For just over two years, one of the largest health emergencies of the modern era has been experienced. Based on the World Health Organization (WHO), 326 million cases have been identified and the number increases every day. The majority of all people have recovered thanks to timely medical attention. But something that should be paid attention to is that Covid-19 generates various effects on patients and the rest of the world population. The most recent damage that has been identified is tunnel vision and then we are going to explain what it consists of.
Especially during the last weeks the topic that has captured the attention is the Omicron Variation and its rapid advance through the world. The fact that it is as contagious as measles has made people feel more nervous and insecure. Given this, the professor of the Faculty of Psychology (FP) of the UNAM, Melisa Chávez Guerrero, assures that it is a normal and understandable reaction because in the face of any strange situation or threat to our health it is inevitable to experience it.
It adds that Covid-19 impacts physical and emotional well-being, as evidenced by the notable increase in conditions related to anxiety and depression registered from 2020 to date. While much of it is due to a inadequate management of our fears, he specified.
Given the information regarding the number of infections and deaths, the university specialist recommended restraint in the face of the avalanche of data and keeping calm everywhere, which could help reduce the impact of Ómicron on the mental health.
“The risk is that our attention is focused only on the pandemic and the threat it represents to us. If we place ourselves in that scenario, it is very likely that we will succumb to fear and ignore the environment. This phenomenon is known as ‘tunnel vision’, and implies a tendency to see only what is in front of us and become blind to the rest”.
What does it consist of?
In that sense, this phenomenon usually affect the ability to perceive stimuli from our environment. It usually appears in situations of great stress because in these cases we pay attention exclusively to what is related to the threat we perceive and forget everything else.
This is precisely what is happening today, both in people who have been infected and in the rest. For this reason, the academic suggests “giving ourselves a break” and carrying out other activities such as watching something on television that relaxes us, putting together puzzles, spending time with the family and resuming habits that the pandemic made us forget, for example, laughing.
“That does not imply that we underestimate the severity of Covid-19 or that we consider that, because they told us that Ómicron is milder, we should stop worrying. It is necessary to continue on this route of taking care of ourselves and it includes attending to both the physical and the mental”.
Meanwhile, for the professor at the Faculty of Medicine, Rocío Tirado Mendoza, the sudden presence of a new variant that in weeks displaced Delta from the epidemiological field, changed the rules of the game.
“Omicron’s appearance was untimely and that is why it is so disconcerting. In what sense? In that it began to be distributed very quickly and in much shorter times.
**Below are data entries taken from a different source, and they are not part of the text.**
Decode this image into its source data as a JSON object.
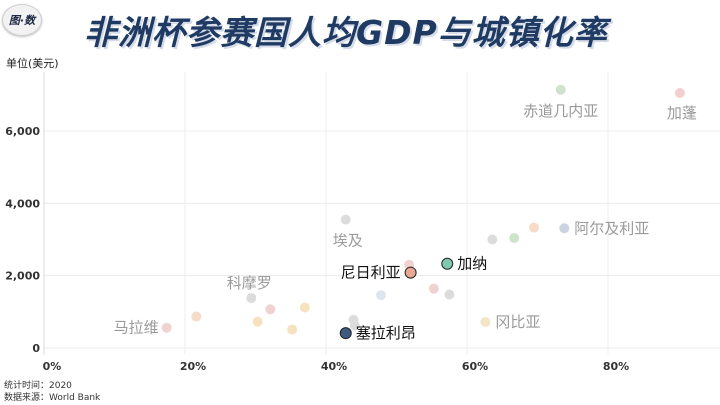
{
  "header": {
    "logo_text": "图·数",
    "title": "非洲杯参赛国人均GDP与城镇化率"
  },
  "footer": {
    "time_label": "统计时间：2020",
    "source_label": "数据来源：World Bank"
  },
  "chart_data": {
    "type": "scatter",
    "title": "非洲杯参赛国人均GDP与城镇化率",
    "ylabel": "单位(美元)",
    "xlabel": "",
    "xlim": [
      0,
      0.95
    ],
    "ylim": [
      -200,
      7500
    ],
    "x_ticks": [
      0,
      0.2,
      0.4,
      0.6,
      0.8
    ],
    "x_tick_labels": [
      "0%",
      "20%",
      "40%",
      "60%",
      "80%"
    ],
    "y_ticks": [
      0,
      2000,
      4000,
      6000
    ],
    "y_tick_labels": [
      "0",
      "2,000",
      "4,000",
      "6,000"
    ],
    "grid": true,
    "points": [
      {
        "name": "加纳",
        "x": 0.572,
        "y": 2330,
        "color": "#7fc9b0",
        "style": "highlight",
        "labeled": true
      },
      {
        "name": "尼日利亚",
        "x": 0.52,
        "y": 2085,
        "color": "#e7a896",
        "style": "highlight",
        "labeled": true
      },
      {
        "name": "塞拉利昂",
        "x": 0.428,
        "y": 410,
        "color": "#3d5a80",
        "style": "highlight",
        "labeled": true
      },
      {
        "name": "加蓬",
        "x": 0.902,
        "y": 7050,
        "color": "#f4cfd0",
        "style": "muted",
        "labeled": true
      },
      {
        "name": "赤道几内亚",
        "x": 0.733,
        "y": 7140,
        "color": "#cfe3cc",
        "style": "muted",
        "labeled": true
      },
      {
        "name": "阿尔及利亚",
        "x": 0.738,
        "y": 3310,
        "color": "#c9d3e2",
        "style": "muted",
        "labeled": true
      },
      {
        "name": "埃及",
        "x": 0.428,
        "y": 3550,
        "color": "#dcdcdc",
        "style": "muted",
        "labeled": true
      },
      {
        "name": "科摩罗",
        "x": 0.294,
        "y": 1380,
        "color": "#dcdcdc",
        "style": "muted",
        "labeled": true
      },
      {
        "name": "马拉维",
        "x": 0.174,
        "y": 560,
        "color": "#f0d2d0",
        "style": "muted",
        "labeled": true
      },
      {
        "name": "冈比亚",
        "x": 0.626,
        "y": 720,
        "color": "#f3e6c8",
        "style": "muted",
        "labeled": true
      },
      {
        "name": "",
        "x": 0.695,
        "y": 3330,
        "color": "#f6dcc6",
        "style": "muted",
        "labeled": false
      },
      {
        "name": "",
        "x": 0.667,
        "y": 3040,
        "color": "#cfe3cc",
        "style": "muted",
        "labeled": false
      },
      {
        "name": "",
        "x": 0.636,
        "y": 3000,
        "color": "#dcdcdc",
        "style": "muted",
        "labeled": false
      },
      {
        "name": "",
        "x": 0.518,
        "y": 2300,
        "color": "#f0d2d0",
        "style": "muted",
        "labeled": false
      },
      {
        "name": "",
        "x": 0.553,
        "y": 1640,
        "color": "#f0d2d0",
        "style": "muted",
        "labeled": false
      },
      {
        "name": "",
        "x": 0.575,
        "y": 1480,
        "color": "#dcdcdc",
        "style": "muted",
        "labeled": false
      },
      {
        "name": "",
        "x": 0.478,
        "y": 1460,
        "color": "#dde6f0",
        "style": "muted",
        "labeled": false
      },
      {
        "name": "",
        "x": 0.439,
        "y": 780,
        "color": "#dcdcdc",
        "style": "muted",
        "labeled": false
      },
      {
        "name": "",
        "x": 0.441,
        "y": 620,
        "color": "#dcdcdc",
        "style": "muted",
        "labeled": false
      },
      {
        "name": "",
        "x": 0.37,
        "y": 1120,
        "color": "#f6e2c0",
        "style": "muted",
        "labeled": false
      },
      {
        "name": "",
        "x": 0.321,
        "y": 1070,
        "color": "#f0d2d0",
        "style": "muted",
        "labeled": false
      },
      {
        "name": "",
        "x": 0.303,
        "y": 730,
        "color": "#f6e2c0",
        "style": "muted",
        "labeled": false
      },
      {
        "name": "",
        "x": 0.352,
        "y": 510,
        "color": "#f6e2c0",
        "style": "muted",
        "labeled": false
      },
      {
        "name": "",
        "x": 0.216,
        "y": 870,
        "color": "#f6dcc6",
        "style": "muted",
        "labeled": false
      }
    ]
  }
}
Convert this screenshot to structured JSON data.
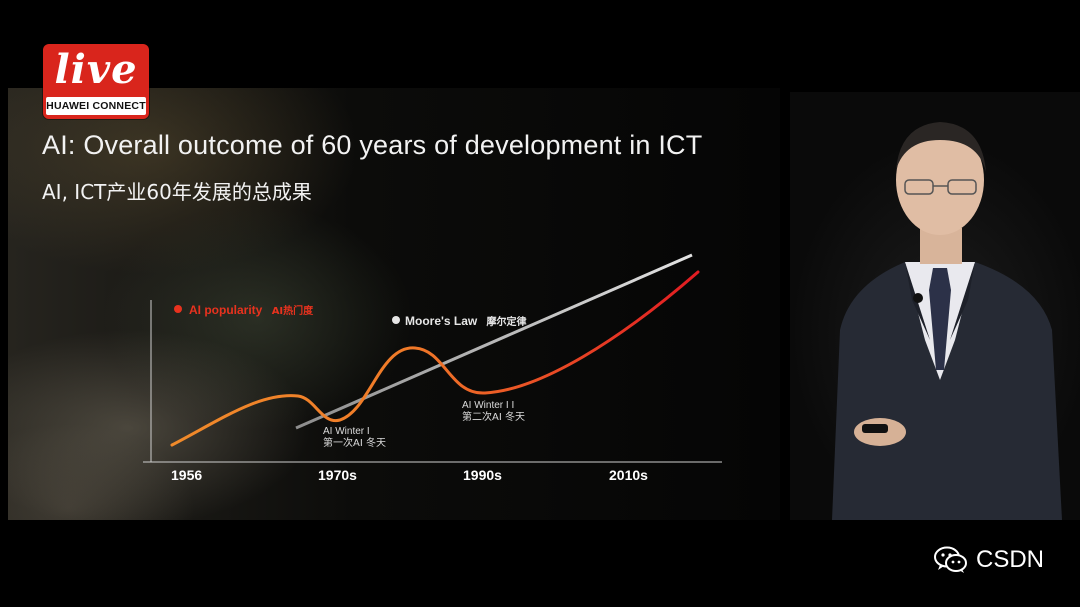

This has caused that in a few days we have knowledge of known people infected or suspected of having Covid-19, which generates a feeling of a narrowing circle.
He stressed that the current situation generates too much stress in the population and increases with the daily appearance of fake news about the Coronavirus; receiving confusing information increases our fears.
Rocío Tirado suggested not taking everything that comes to us for granted without first contrasting it with what the experts say, not even those publications shared via networks or WhatsApp by our most trusted family members or friends. “Science tells us that RNA viruses tend to mutate and more variants will surely appear, which is to be expected, but ensuring that a new virus with the worst of Delta and the high transmissibility of Omicron circulates around, not only generates fear, It also misinforms.”